The French school board and the Yukon government have been making headway in the longstanding issue of building a new francophone high school in Whitehorse, says school board president Ludovic Gouaillier.

The French school board and the Yukon government have been making headway in the longstanding issue of building a new francophone high school in Whitehorse, says school board president Ludovic Gouaillier.

“The government has been fairly open and has recognized the need for a new school,” he said.

The board held a fresh round of consultations this summer, gathering input from parents, teachers and students.

It compiled the results into a lengthy report, which the board plans on discussing at its upcoming annual general meeting on Sept. 25.

The report states the government is willing to work towards a deal but needs more clarity on which option the board wants to pursue.

Those options include: enlarging Ecole Emilie Tremblay; building a new school on its property but separate from the existing school; building a new school on the FH Collins campus but separate from it; building a school annexed to FH Collins; and building a stand-alone school elsewhere in the city, ideally closer to downtown.

The report states the school would aim to have space for 150 to 200 students from Grade 8 to 12.

The school board wasn’t looking for a consensus when it held its recent consultations, Gouaillier said. They were only looking to gauge the pulse of the francophone community.
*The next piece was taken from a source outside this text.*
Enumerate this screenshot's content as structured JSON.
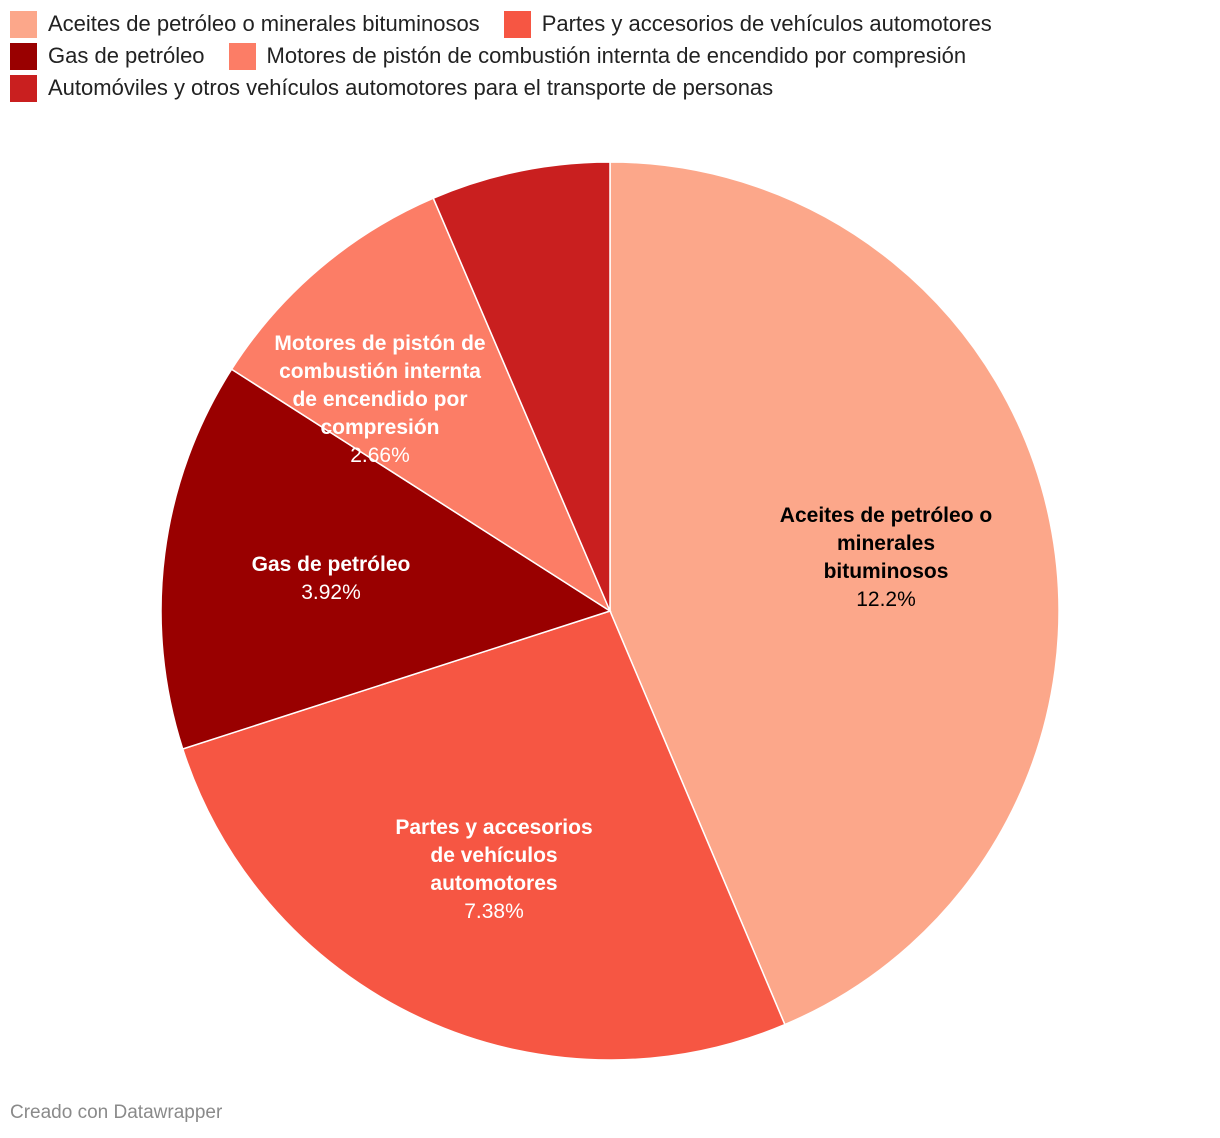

The francophone school board first proposed a new high school in 2007. The school board and Yukon government have been mired in a court battle over the plans since 2009, when the board sued the government, saying that negotiations were going nowhere.
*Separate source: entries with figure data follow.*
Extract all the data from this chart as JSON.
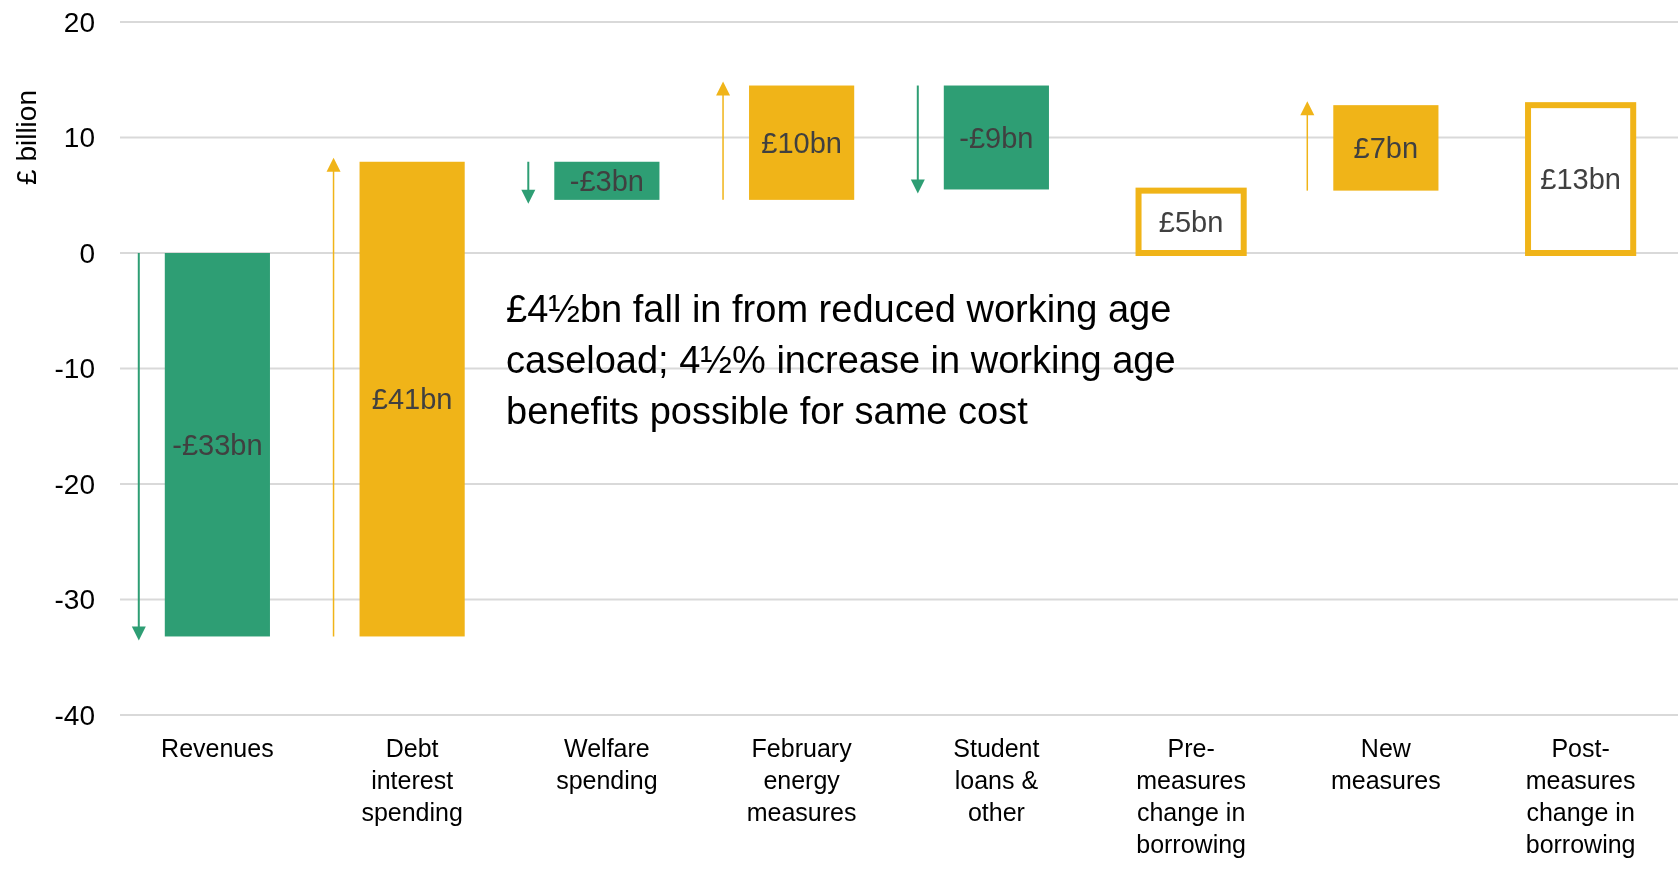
{
  "chart_data": {
    "type": "bar",
    "ylabel": "£ billion",
    "categories": [
      "Revenues",
      "Debt interest spending",
      "Welfare spending",
      "February energy measures",
      "Student loans & other",
      "Pre-measures change in borrowing",
      "New measures",
      "Post-measures change in borrowing"
    ],
    "series": [
      {
        "values": [
          -33.2,
          41.1,
          -3.3,
          9.9,
          -9.0,
          null,
          7.4,
          null
        ],
        "base": [
          0,
          -33.2,
          7.9,
          4.6,
          14.5,
          null,
          5.4,
          null
        ],
        "colors": [
          "#2e9e74",
          "#f0b418",
          "#2e9e74",
          "#f0b418",
          "#2e9e74",
          null,
          "#f0b418",
          null
        ],
        "value_labels": [
          "-£33bn",
          "£41bn",
          "-£3bn",
          "£10bn",
          "-£9bn",
          null,
          "£7bn",
          null
        ]
      },
      {
        "values": [
          null,
          null,
          null,
          null,
          null,
          5.4,
          null,
          12.8
        ],
        "base": [
          null,
          null,
          null,
          null,
          null,
          0,
          null,
          0
        ],
        "color": "#f0b418",
        "value_labels": [
          null,
          null,
          null,
          null,
          null,
          "£5bn",
          null,
          "£13bn"
        ]
      }
    ],
    "ylim": [
      -40,
      20
    ],
    "yticks": [
      -40,
      -30,
      -20,
      -10,
      0,
      10,
      20
    ],
    "grid": "y",
    "annotations": [
      "£4½bn fall in from reduced working age caseload; 4½% increase in working age benefits possible for same cost"
    ]
  }
}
“We’d like to control the whole bit. So programs, facilities, staff, finances,” said school board president Andre Bourcier at the time. “At this point we feel we’re being micromanaged by the government.”
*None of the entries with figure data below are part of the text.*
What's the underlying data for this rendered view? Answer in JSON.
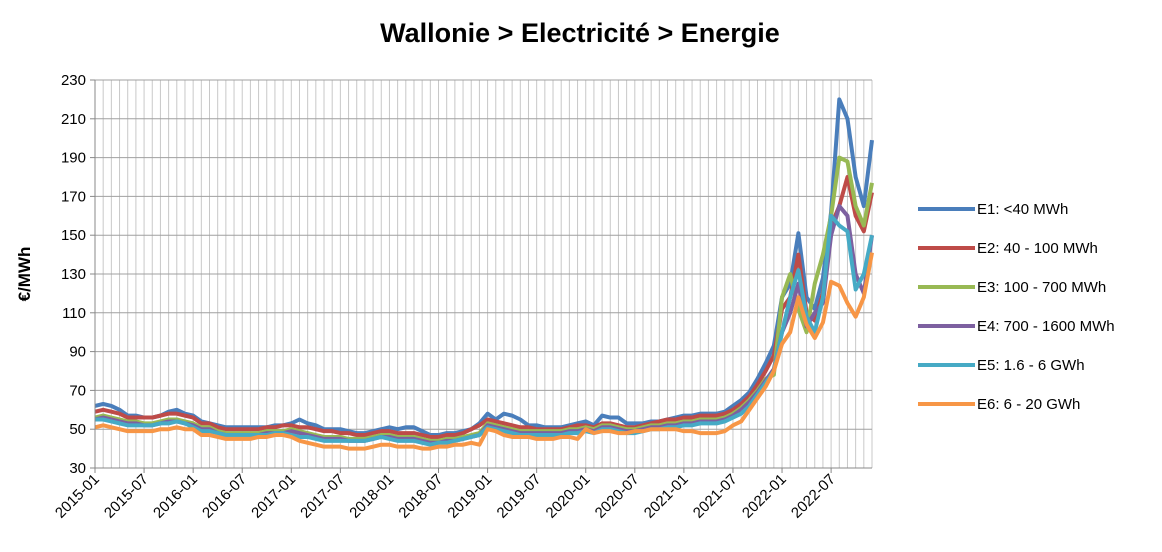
{
  "chart_data": {
    "type": "line",
    "title": "Wallonie > Electricité > Energie",
    "y_label": "€/MWh",
    "categories": [
      "2015-01",
      null,
      null,
      null,
      null,
      null,
      "2015-07",
      null,
      null,
      null,
      null,
      null,
      "2016-01",
      null,
      null,
      null,
      null,
      null,
      "2016-07",
      null,
      null,
      null,
      null,
      null,
      "2017-01",
      null,
      null,
      null,
      null,
      null,
      "2017-07",
      null,
      null,
      null,
      null,
      null,
      "2018-01",
      null,
      null,
      null,
      null,
      null,
      "2018-07",
      null,
      null,
      null,
      null,
      null,
      "2019-01",
      null,
      null,
      null,
      null,
      null,
      "2019-07",
      null,
      null,
      null,
      null,
      null,
      "2020-01",
      null,
      null,
      null,
      null,
      null,
      "2020-07",
      null,
      null,
      null,
      null,
      null,
      "2021-01",
      null,
      null,
      null,
      null,
      null,
      "2021-07",
      null,
      null,
      null,
      null,
      null,
      "2022-01",
      null,
      null,
      null,
      null,
      null,
      "2022-07",
      null,
      null,
      null,
      null,
      null
    ],
    "ylim": [
      30,
      230
    ],
    "yticks": [
      30,
      50,
      70,
      90,
      110,
      130,
      150,
      170,
      190,
      210,
      230
    ],
    "grid": true,
    "legend": "right",
    "series": [
      {
        "name": "E1: <40 MWh",
        "color": "#4a7ebb",
        "values": [
          62,
          63,
          62,
          60,
          57,
          57,
          56,
          56,
          57,
          59,
          60,
          58,
          57,
          54,
          53,
          52,
          51,
          51,
          51,
          51,
          51,
          51,
          52,
          52,
          53,
          55,
          53,
          52,
          50,
          50,
          50,
          49,
          48,
          48,
          49,
          50,
          51,
          50,
          51,
          51,
          49,
          47,
          47,
          48,
          48,
          49,
          50,
          53,
          58,
          55,
          58,
          57,
          55,
          52,
          52,
          51,
          51,
          51,
          52,
          53,
          54,
          52,
          57,
          56,
          56,
          53,
          53,
          53,
          54,
          54,
          55,
          56,
          57,
          57,
          58,
          58,
          58,
          59,
          62,
          65,
          69,
          76,
          84,
          93,
          118,
          125,
          151,
          118,
          112,
          128,
          162,
          220,
          210,
          180,
          165,
          199
        ]
      },
      {
        "name": "E2: 40 - 100 MWh",
        "color": "#be4b48",
        "values": [
          59,
          60,
          59,
          58,
          56,
          56,
          56,
          56,
          57,
          58,
          58,
          57,
          56,
          53,
          53,
          51,
          50,
          50,
          50,
          50,
          50,
          51,
          51,
          52,
          52,
          51,
          51,
          50,
          49,
          49,
          48,
          48,
          47,
          47,
          48,
          49,
          49,
          48,
          48,
          48,
          47,
          46,
          46,
          47,
          47,
          48,
          50,
          52,
          55,
          54,
          53,
          52,
          51,
          51,
          50,
          50,
          50,
          50,
          51,
          52,
          52,
          51,
          53,
          53,
          52,
          51,
          51,
          52,
          53,
          54,
          55,
          55,
          56,
          56,
          57,
          57,
          57,
          58,
          60,
          63,
          67,
          73,
          80,
          88,
          112,
          118,
          140,
          110,
          106,
          120,
          155,
          165,
          180,
          160,
          152,
          172
        ]
      },
      {
        "name": "E3: 100 - 700 MWh",
        "color": "#98b954",
        "values": [
          56,
          57,
          56,
          55,
          54,
          54,
          53,
          53,
          54,
          55,
          55,
          54,
          53,
          51,
          51,
          49,
          48,
          48,
          48,
          48,
          48,
          49,
          49,
          49,
          50,
          49,
          48,
          47,
          46,
          46,
          46,
          45,
          45,
          45,
          46,
          47,
          47,
          46,
          46,
          46,
          45,
          44,
          44,
          45,
          45,
          46,
          47,
          48,
          53,
          52,
          51,
          50,
          49,
          49,
          49,
          49,
          49,
          49,
          50,
          50,
          51,
          50,
          52,
          52,
          51,
          50,
          50,
          51,
          52,
          52,
          53,
          53,
          54,
          54,
          55,
          55,
          55,
          56,
          58,
          61,
          65,
          70,
          76,
          78,
          118,
          130,
          112,
          100,
          125,
          140,
          160,
          190,
          188,
          165,
          155,
          177
        ]
      },
      {
        "name": "E4: 700 - 1600 MWh",
        "color": "#7d60a0",
        "values": [
          55,
          56,
          55,
          54,
          53,
          53,
          52,
          52,
          53,
          54,
          54,
          53,
          52,
          50,
          50,
          48,
          47,
          47,
          47,
          47,
          47,
          48,
          48,
          48,
          49,
          48,
          47,
          46,
          45,
          45,
          45,
          44,
          44,
          44,
          45,
          46,
          46,
          45,
          45,
          45,
          44,
          43,
          43,
          44,
          44,
          45,
          46,
          47,
          52,
          51,
          50,
          49,
          48,
          48,
          48,
          48,
          48,
          48,
          49,
          49,
          50,
          49,
          51,
          51,
          50,
          49,
          49,
          50,
          51,
          51,
          52,
          52,
          53,
          53,
          54,
          54,
          54,
          55,
          57,
          60,
          64,
          69,
          75,
          81,
          100,
          110,
          125,
          103,
          110,
          115,
          150,
          165,
          160,
          130,
          120,
          150
        ]
      },
      {
        "name": "E5: 1.6 - 6 GWh",
        "color": "#46aac5",
        "values": [
          55,
          55,
          54,
          53,
          52,
          52,
          52,
          52,
          53,
          53,
          54,
          53,
          51,
          49,
          49,
          48,
          47,
          47,
          47,
          47,
          47,
          47,
          48,
          48,
          47,
          46,
          46,
          45,
          44,
          44,
          44,
          44,
          44,
          44,
          45,
          46,
          45,
          44,
          44,
          44,
          43,
          42,
          43,
          43,
          44,
          45,
          46,
          47,
          51,
          50,
          49,
          48,
          47,
          47,
          47,
          47,
          47,
          47,
          48,
          48,
          49,
          48,
          50,
          50,
          49,
          48,
          48,
          49,
          50,
          50,
          51,
          51,
          52,
          52,
          53,
          53,
          53,
          54,
          56,
          58,
          62,
          68,
          74,
          80,
          100,
          118,
          132,
          108,
          100,
          118,
          160,
          155,
          152,
          122,
          130,
          150
        ]
      },
      {
        "name": "E6: 6 - 20 GWh",
        "color": "#f79646",
        "values": [
          51,
          52,
          51,
          50,
          49,
          49,
          49,
          49,
          50,
          50,
          51,
          50,
          50,
          47,
          47,
          46,
          45,
          45,
          45,
          45,
          46,
          46,
          47,
          47,
          46,
          44,
          43,
          42,
          41,
          41,
          41,
          40,
          40,
          40,
          41,
          42,
          42,
          41,
          41,
          41,
          40,
          40,
          41,
          41,
          42,
          42,
          43,
          42,
          50,
          49,
          47,
          46,
          46,
          46,
          45,
          45,
          45,
          46,
          46,
          45,
          50,
          48,
          49,
          49,
          48,
          48,
          49,
          49,
          50,
          50,
          50,
          50,
          49,
          49,
          48,
          48,
          48,
          49,
          52,
          54,
          60,
          66,
          72,
          80,
          94,
          100,
          118,
          104,
          97,
          105,
          126,
          124,
          115,
          108,
          118,
          141
        ]
      }
    ]
  }
}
In 2011, the Supreme Court of the Yukon ordered the territorial government to build a new high school for francophones within two years.

In February this year, however, the Yukon Court of Appeal found that ruling may have been biased because the judge had been governor of the Alberta group La Fondation franco-albertaine.

The French school board subsequently asked the Supreme Court of Canada to hear its case against the Yukon government.

Despite the animosity in court, discussions between both parties have been positive this year, said Gouaillier.

“Students in the school system in the Yukon need to be put somewhere,” he said.

“In our discussions the government has shown openness in building that school. We simply have to wait for a decision from the Supreme Court.”

He said there is a dire need to get francophone high school students into a bigger school, as Ecole Emilie Tremblay is “bursting at the seams.”

The government has purchased a few portable classrooms to accommodate the excess number of students.

The facilities are temporary, Gouaillier said, because they’re not long-term solutions and the government can’t keep adding them onto the school.

“We still have students set up in places where they ideally shouldn’t be set up,” he said.

“They’re studying in spaces normally used for culinary arts sometimes. The government seems to be coming to terms and recognizing this needs to be rectified.”

The board is always looking for more input leading up to the upcoming meeting, Gouaillier said.

He said he’ll be relieved once this issue has been dealt with.

“But not as relieved as the students will be,” he said.

“It’s something we’re looking forward to resolving in a major way.”